Page MenuHomePhabricator

Create cluster32 and cluster33 in existing es6 and es7 hosts
Closed, ResolvedPublic

Description

This is a similar request to that of T342685, but for the new clusters, split the logical (not physical) read write active databases so backup and (more importantly) recovery goes from hours to minutes. In theory, all the automation was done there and it should be much easier this time.
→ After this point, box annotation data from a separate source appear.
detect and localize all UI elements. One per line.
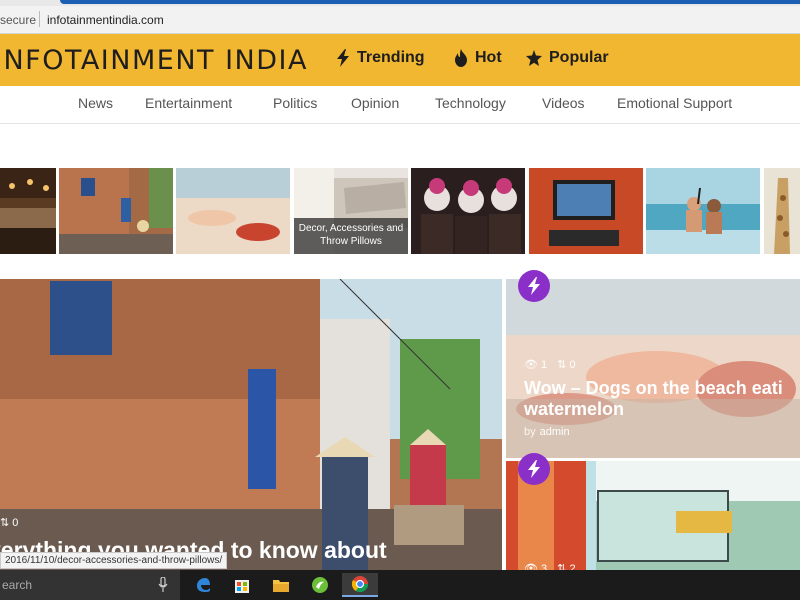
couple-sea-image	[646, 168, 760, 254]
featured-article[interactable]: ⇅ 0 verything you wanted to know about	[0, 279, 502, 570]
thumbnail-couple-sea[interactable]	[646, 168, 760, 254]
thumbnail-beach-dogs[interactable]	[176, 168, 290, 254]
thumbnail-street[interactable]	[59, 168, 173, 254]
eye-icon: 👁	[524, 359, 538, 371]
store-icon	[235, 580, 249, 593]
active-tab-indicator[interactable]	[60, 0, 800, 4]
taskbar-search[interactable]: earch	[0, 570, 180, 600]
thumbnail-gaming[interactable]	[529, 168, 643, 254]
browser-window: secure infotainmentindia.com INFOTAINMEN…	[0, 0, 800, 600]
edge-icon	[197, 578, 210, 592]
site-logo[interactable]: INFOTAINMENT INDIA	[0, 45, 308, 76]
bolt-icon	[337, 49, 349, 67]
nav-trending[interactable]: Trending	[336, 49, 425, 67]
share-icon: ⇅	[0, 517, 10, 529]
views-stat: 👁 3	[524, 562, 547, 570]
file-explorer-icon	[273, 580, 289, 592]
featured-image	[0, 279, 502, 570]
street-image	[59, 168, 173, 254]
trending-badge[interactable]	[518, 270, 550, 302]
url-text[interactable]: infotainmentindia.com	[47, 13, 164, 27]
category-nav: News Entertainment Politics Opinion Tech…	[0, 86, 800, 124]
nav-hot[interactable]: Hot	[454, 49, 502, 67]
microphone-icon[interactable]	[158, 577, 168, 593]
nav-trending-label: Trending	[357, 49, 425, 66]
share-icon: ⇅	[557, 359, 567, 371]
taskbar-edge[interactable]	[185, 573, 221, 597]
nav-popular[interactable]: Popular	[526, 49, 609, 67]
masks-image	[411, 168, 525, 254]
bolt-icon	[528, 460, 540, 478]
nav-popular-label: Popular	[549, 49, 609, 66]
share-icon: ⇅	[557, 563, 567, 570]
taskbar-app[interactable]	[302, 573, 338, 597]
article-card[interactable]: 👁 3 ⇅ 2	[506, 461, 800, 570]
category-entertainment[interactable]: Entertainment	[145, 95, 232, 111]
category-opinion[interactable]: Opinion	[351, 95, 399, 111]
trending-badge[interactable]	[518, 453, 550, 485]
shares-stat: ⇅ 0	[557, 358, 575, 371]
chrome-icon	[351, 576, 369, 593]
category-technology[interactable]: Technology	[435, 95, 506, 111]
app-icon	[312, 577, 328, 593]
status-bar-url: 2016/11/10/decor-accessories-and-throw-p…	[0, 552, 228, 569]
thumbnail-decor[interactable]: Decor, Accessories and Throw Pillows	[294, 168, 408, 254]
card-byline: by admin	[524, 426, 570, 438]
card-title-line: watermelon	[524, 399, 625, 419]
category-politics[interactable]: Politics	[273, 95, 317, 111]
category-news[interactable]: News	[78, 95, 113, 111]
star-icon	[526, 50, 542, 66]
share-count: 2	[569, 563, 576, 570]
card-stats: 👁 3 ⇅ 2	[524, 562, 576, 570]
taskbar-store[interactable]	[224, 573, 260, 597]
thumbnail-masks[interactable]	[411, 168, 525, 254]
flame-icon	[455, 49, 467, 67]
author-link[interactable]: admin	[540, 426, 570, 438]
taskbar-chrome[interactable]	[342, 573, 378, 597]
site-header: INFOTAINMENT INDIA Trending Hot Popular	[0, 34, 800, 86]
category-emotional-support[interactable]: Emotional Support	[617, 95, 732, 111]
gaming-image	[529, 168, 643, 254]
nav-hot-label: Hot	[475, 49, 502, 66]
thumbnail-caption[interactable]: Decor, Accessories and Throw Pillows	[294, 218, 408, 254]
security-label[interactable]: secure	[0, 13, 36, 27]
address-divider	[39, 11, 40, 27]
article-card[interactable]: 👁 1 ⇅ 0 Wow – Dogs on the beach eati wat…	[506, 279, 800, 458]
address-bar[interactable]: secure infotainmentindia.com	[0, 6, 800, 34]
cafe-image	[0, 168, 56, 254]
byline-prefix: by	[524, 426, 536, 438]
giraffe-image	[764, 168, 800, 254]
category-videos[interactable]: Videos	[542, 95, 585, 111]
taskbar: earch	[0, 570, 800, 600]
eye-icon: 👁	[524, 563, 538, 570]
card-stats: 👁 1 ⇅ 0	[524, 358, 576, 371]
thumbnail-cafe[interactable]	[0, 168, 56, 254]
feature-share-count: 0	[12, 517, 19, 529]
view-count: 1	[541, 359, 548, 371]
card-image	[506, 461, 800, 570]
feature-stats: ⇅ 0	[0, 516, 18, 529]
thumbnail-giraffe[interactable]	[764, 168, 800, 254]
share-count: 0	[569, 359, 576, 371]
shares-stat: ⇅ 2	[557, 562, 575, 570]
views-stat: 👁 1	[524, 358, 547, 371]
card-title-line: Wow – Dogs on the beach eati	[524, 378, 783, 398]
view-count: 3	[541, 563, 548, 570]
beach-dogs-image	[176, 168, 290, 254]
bolt-icon	[528, 277, 540, 295]
card-title[interactable]: Wow – Dogs on the beach eati watermelon	[524, 378, 783, 420]
taskbar-file-explorer[interactable]	[263, 573, 299, 597]
search-placeholder: earch	[2, 578, 33, 592]
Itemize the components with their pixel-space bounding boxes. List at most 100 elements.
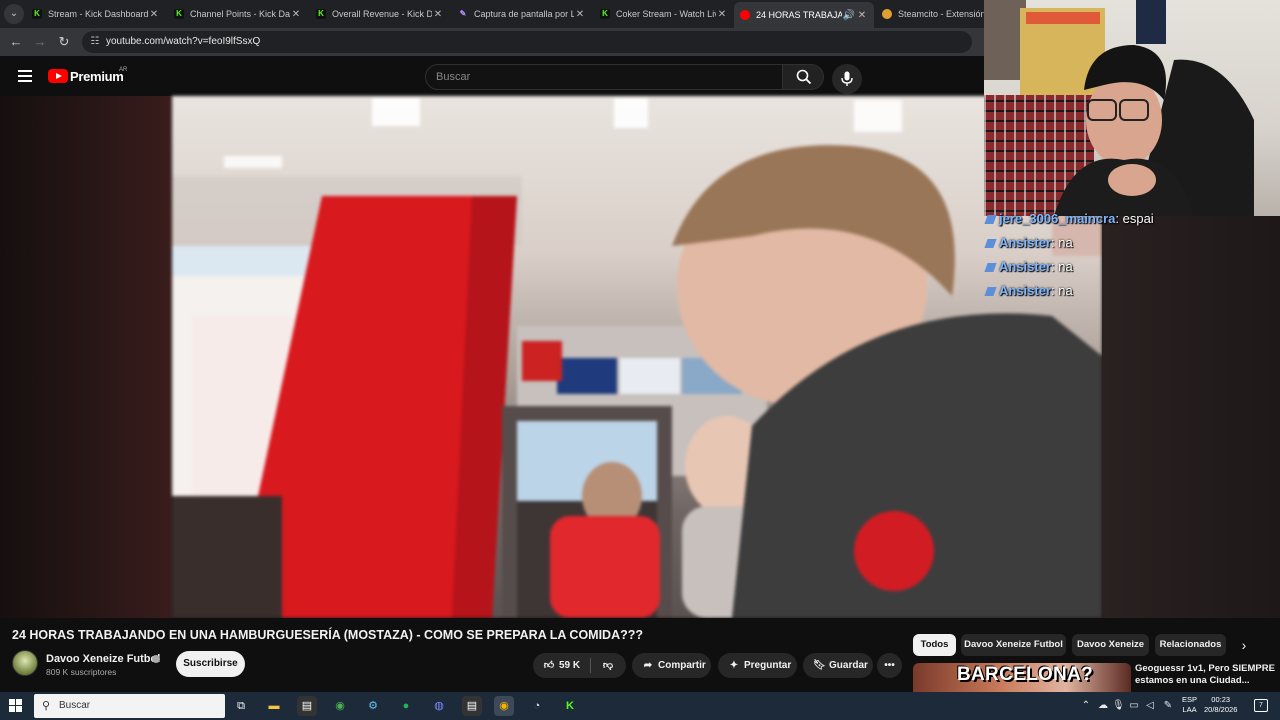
browser-toolbar: ← → ↻ ☷ youtube.com/watch?v=feoI9lfSsxQ <box>0 28 984 56</box>
close-tab-icon[interactable]: ✕ <box>290 9 302 20</box>
cloud-icon[interactable]: ☁ <box>1097 700 1109 712</box>
dislike-button[interactable]: 👎︎ <box>595 653 621 678</box>
subscribe-button[interactable]: Suscribirse <box>176 651 245 677</box>
reload-icon[interactable]: ↻ <box>56 34 72 50</box>
share-button[interactable]: ➦ Compartir <box>632 653 711 678</box>
app-icon[interactable]: ▤ <box>297 696 317 716</box>
youtube-brand[interactable]: Premium <box>70 69 124 84</box>
webcam-scene <box>984 0 1254 216</box>
bookmark-icon: 🔖︎ <box>813 660 826 671</box>
chip-channel[interactable]: Davoo Xeneize Futbol <box>961 634 1066 656</box>
tab-title: Overall Revenue - Kick Dashboard <box>332 9 432 19</box>
search-button[interactable] <box>782 64 824 90</box>
channel-avatar[interactable] <box>12 650 38 676</box>
taskbar-clock[interactable]: 00:23 20/8/2026 <box>1204 695 1237 715</box>
close-tab-icon[interactable]: ✕ <box>148 9 160 20</box>
keyboard-language[interactable]: ESP LAA <box>1182 695 1197 715</box>
ask-button[interactable]: ✦ Preguntar <box>718 653 797 678</box>
kick-icon[interactable]: K <box>560 696 580 716</box>
close-tab-icon[interactable]: ✕ <box>856 10 868 21</box>
steam-icon[interactable]: ⚙ <box>363 696 383 716</box>
notification-count: 7 <box>1259 702 1263 709</box>
browser-tab[interactable]: K Overall Revenue - Kick Dashboard ✕ <box>316 4 444 24</box>
more-actions-button[interactable]: ••• <box>877 653 902 678</box>
close-tab-icon[interactable]: ✕ <box>716 9 728 20</box>
chat-message: Ansister: na <box>984 259 1073 274</box>
browser-tab[interactable]: K Coker Stream - Watch Live on Kick ✕ <box>600 4 728 24</box>
chat-message: Ansister: na <box>984 283 1073 298</box>
clock-date: 20/8/2026 <box>1204 705 1238 714</box>
video-frame[interactable] <box>172 96 1102 618</box>
search-input[interactable]: Buscar <box>425 64 783 90</box>
like-button[interactable]: 👍︎ 59 K <box>533 653 589 678</box>
chip-davoo[interactable]: Davoo Xeneize <box>1072 634 1149 656</box>
channel-name[interactable]: Davoo Xeneize Futbol <box>46 653 160 665</box>
app-icon[interactable]: ▤ <box>462 696 482 716</box>
discord-icon[interactable]: ◍ <box>429 696 449 716</box>
recommended-video-title[interactable]: Geoguessr 1v1, Pero SIEMPRE estamos en u… <box>1135 663 1275 692</box>
file-explorer-icon[interactable]: ▬ <box>264 696 284 716</box>
clock-time: 00:23 <box>1211 695 1231 704</box>
browser-tab-active[interactable]: 24 HORAS TRABAJANDO EN UNA HAMBURGUESERÍ… <box>734 2 874 28</box>
volume-icon[interactable]: ◁ <box>1144 700 1156 712</box>
chat-badge-icon <box>984 287 997 297</box>
back-arrow-icon[interactable]: ← <box>8 34 24 50</box>
chevron-up-icon[interactable]: ⌃ <box>1080 700 1092 712</box>
chat-text: na <box>1058 259 1073 274</box>
site-info-icon[interactable]: ☷ <box>88 35 102 49</box>
network-icon[interactable]: ▭ <box>1128 700 1140 712</box>
region-code: AR <box>119 67 128 73</box>
close-tab-icon[interactable]: ✕ <box>432 9 444 20</box>
tab-title: Steamcito - Extensión y bot de Steam <box>898 9 984 19</box>
microphone-icon[interactable]: 🎙︎ <box>1112 700 1125 712</box>
steamcito-icon <box>882 9 892 19</box>
windows-start-icon[interactable] <box>9 699 23 713</box>
like-divider <box>590 658 591 673</box>
thumbs-down-icon: 👎︎ <box>602 660 614 671</box>
kick-icon: K <box>316 9 326 19</box>
browser-tab[interactable]: Steamcito - Extensión y bot de Steam <box>882 4 984 24</box>
chrome-active-icon[interactable]: ◉ <box>494 696 514 716</box>
spotify-icon[interactable]: ● <box>396 696 416 716</box>
microphone-icon <box>841 71 853 86</box>
taskbar-search-input[interactable]: ⚲ Buscar <box>34 694 225 718</box>
thumbnail-text: BARCELONA? <box>957 664 1093 685</box>
speaker-icon[interactable]: 🔊 <box>842 10 856 21</box>
chrome-icon[interactable]: ◉ <box>330 696 350 716</box>
ask-label: Preguntar <box>744 660 792 671</box>
chevron-right-icon[interactable]: › <box>1236 636 1252 654</box>
share-label: Compartir <box>658 660 706 671</box>
youtube-logo-icon[interactable] <box>48 69 68 83</box>
save-button[interactable]: 🔖︎ Guardar <box>803 653 873 678</box>
browser-tab[interactable]: K Channel Points - Kick Dashboard ✕ <box>174 4 302 24</box>
chat-message: jere_3006_maincra: espai <box>984 211 1154 226</box>
chat-badge-icon <box>984 239 997 249</box>
chat-text: na <box>1058 235 1073 250</box>
verified-badge-icon <box>152 655 160 663</box>
video-scene <box>172 96 1102 618</box>
browser-tab-strip: ⌄ K Stream - Kick Dashboard ✕ K Channel … <box>0 0 984 28</box>
chip-related[interactable]: Relacionados <box>1155 634 1226 656</box>
task-view-icon[interactable]: ⧉ <box>231 696 251 716</box>
pen-icon[interactable]: ✎ <box>1162 700 1174 712</box>
youtube-icon <box>740 10 750 20</box>
obs-icon[interactable]: ◔ <box>527 696 547 716</box>
voice-search-button[interactable] <box>832 64 862 94</box>
share-icon: ➦ <box>643 660 653 671</box>
kick-icon: K <box>600 9 610 19</box>
notifications-icon[interactable]: 7 <box>1254 699 1268 712</box>
kick-icon: K <box>32 9 42 19</box>
recommended-video-thumbnail[interactable]: BARCELONA? <box>913 663 1131 692</box>
browser-tab[interactable]: ✎ Captura de pantalla por Lightshot ✕ <box>458 4 586 24</box>
address-bar[interactable]: ☷ youtube.com/watch?v=feoI9lfSsxQ <box>82 31 972 53</box>
menu-icon[interactable] <box>18 70 32 82</box>
browser-tab[interactable]: K Stream - Kick Dashboard ✕ <box>32 4 160 24</box>
tab-search-dropdown-icon[interactable]: ⌄ <box>4 4 24 24</box>
chat-username: Ansister <box>999 259 1052 274</box>
forward-arrow-icon[interactable]: → <box>32 34 48 50</box>
chip-todos[interactable]: Todos <box>913 634 956 656</box>
tab-title: Captura de pantalla por Lightshot <box>474 9 574 19</box>
search-icon <box>796 69 812 85</box>
close-tab-icon[interactable]: ✕ <box>574 9 586 20</box>
chat-username: Ansister <box>999 235 1052 250</box>
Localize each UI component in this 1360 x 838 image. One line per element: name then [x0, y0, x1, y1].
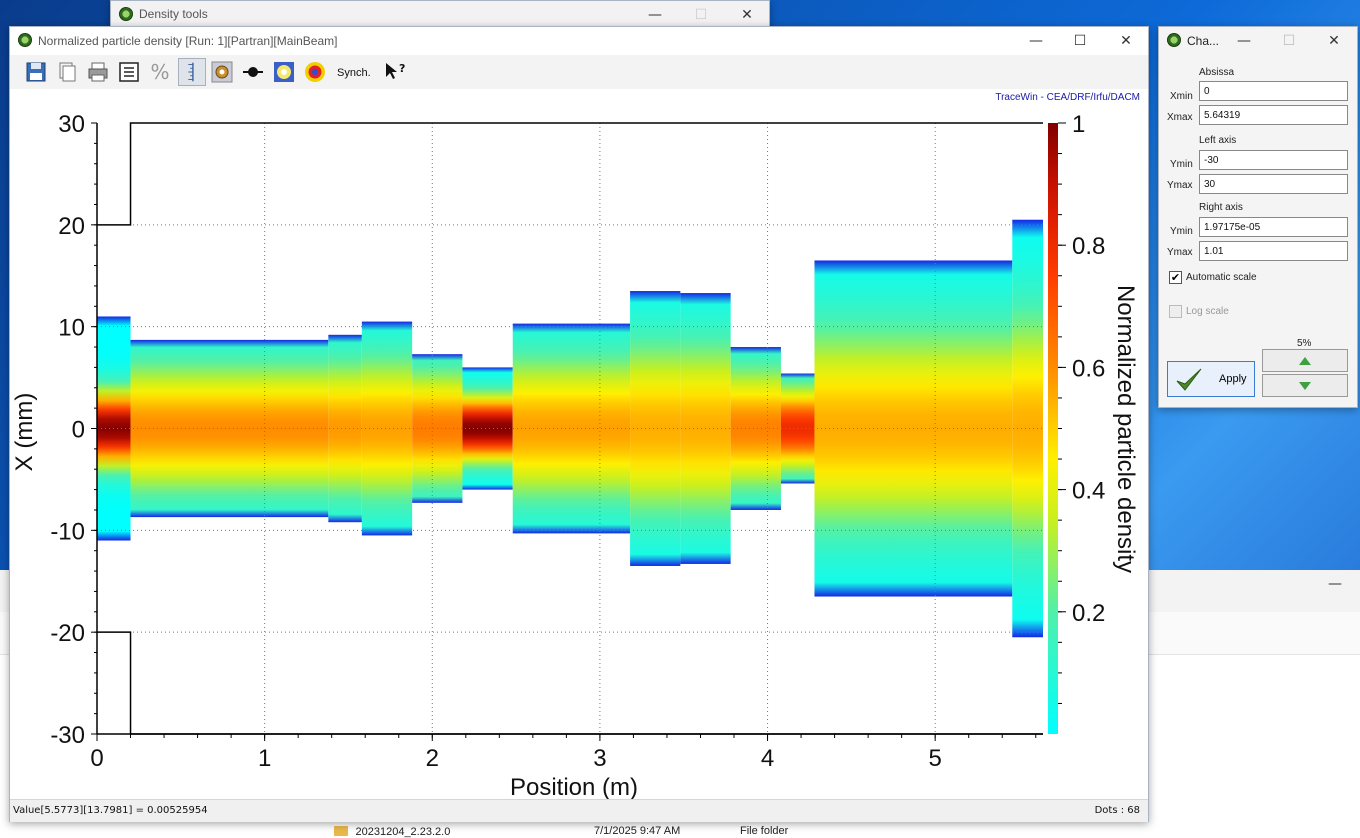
- density-segment: [512, 323, 631, 534]
- checkmark-icon: [1176, 368, 1202, 391]
- density-plot-window: Normalized particle density [Run: 1][Par…: [9, 26, 1149, 822]
- ymin-left-label: Ymin: [1170, 159, 1193, 170]
- x-tick-label: 1: [258, 745, 271, 772]
- aperture-lower: [97, 631, 1043, 735]
- triangle-up-icon: [1299, 357, 1311, 365]
- status-value: Value[5.5773][13.7981] = 0.00525954: [13, 805, 208, 816]
- x-tick-label: 2: [426, 745, 439, 772]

Still, it is a relatively dangerous maintenance to not do lightly.

Tentative checklist (feel free to correct):

Based on comments by Amir, we may want to split existing available space in 1/3 of total space (every ~1-2 years).

Currently, backups are taking 9h30m to run, which is close to the 12h of the alert we setup at T346233 . We want to do this because it is needed primarily, not because of the alert (which is there in case we forget). This is not urgent, so filing it well in advance of becoming urgent.

Event Timeline

Marostegui triaged this task as Medium priority.Mar 31 2026, 8:13 AM
Ladsgroup moved this task from Ready to In progress on the DBA board.

Just created the tables. The script needs some changes which I will update.

Change #1268549 had a related patch set uploaded (by Ladsgroup; author: Ladsgroup):

[operations/mediawiki-config@master] ExternalStore: Start reading and writing from clusters 32 and 33

https://gerrit.wikimedia.org/r/1268549

Change #1268549 merged by jenkins-bot:

[operations/mediawiki-config@master] ExternalStore: Start reading and writing from clusters 32 and 33

https://gerrit.wikimedia.org/r/1268549

Mentioned in SAL (#wikimedia-operations) [2026-04-13T16:56:48Z] <ladsgroup@deploy1003> Started scap sync-world: Backport for [[gerrit:1268549|ExternalStore: Start reading and writing from clusters 32 and 33 (T421729)]]

Mentioned in SAL (#wikimedia-operations) [2026-04-13T16:58:24Z] <ladsgroup@deploy1003> ladsgroup: Backport for [[gerrit:1268549|ExternalStore: Start reading and writing from clusters 32 and 33 (T421729)]] synced to the testservers (see https://wikitech.wikimedia.org/wiki/Mwdebug). Changes can now be verified there.

Mentioned in SAL (#wikimedia-operations) [2026-04-13T17:03:31Z] <ladsgroup@deploy1003> Finished scap sync-world: Backport for [[gerrit:1268549|ExternalStore: Start reading and writing from clusters 32 and 33 (T421729)]] (duration: 06m 43s)

I will update the docs and co tomorrow.

Change #1270947 had a related patch set uploaded (by Ladsgroup; author: Ladsgroup):

[mediawiki/extensions/WikimediaMaintenance@master] make-all-blobs: Fix path

https://gerrit.wikimedia.org/r/1270947

Change #1270947 merged by jenkins-bot:

[mediawiki/extensions/WikimediaMaintenance@master] make-all-blobs: Fix path

https://gerrit.wikimedia.org/r/1270947

@Ladsgroup could I reopen this and assign it to me for the changes needed on the backup side?

Ladsgroup reassigned this task from Ladsgroup to jcrespo.

Sure!

Change #1271728 had a related patch set uploaded (by Jcrespo; author: Jcrespo):

[operations/puppet@production] dbbackups: Perform a ro backup & start backing up only the latest 2 clusters

https://gerrit.wikimedia.org/r/1271728

Change #1271730 had a related patch set uploaded (by Jcrespo; author: Jcrespo):

[operations/puppet@production] dbbackups: Backup only regularly clusters 32 & 33, the read-write ones

https://gerrit.wikimedia.org/r/1271730

Change #1271728 merged by Jcrespo:

[operations/puppet@production] dbbackups: Perform a ro backup & start backing up only the latest 2 clusters

https://gerrit.wikimedia.org/r/1271728

New backups worked, they went from almost 10h and 2.2TB to 8 minutes and 23GB.

I will merge https://gerrit.wikimedia.org/r/c/operations/puppet/+/1271730 and archive the old backups into the read only section before closing this.

Change #1271730 merged by Jcrespo:

[operations/puppet@production] dbbackups: Backup only regularly clusters 32 & 33, the read-write ones

https://gerrit.wikimedia.org/r/1271730

jcrespo reassigned this task from jcrespo to Ladsgroup.

This is now tested, will do the archiving in another task as part of decommissioning backup1003/backup2003 to prevent duplicate work.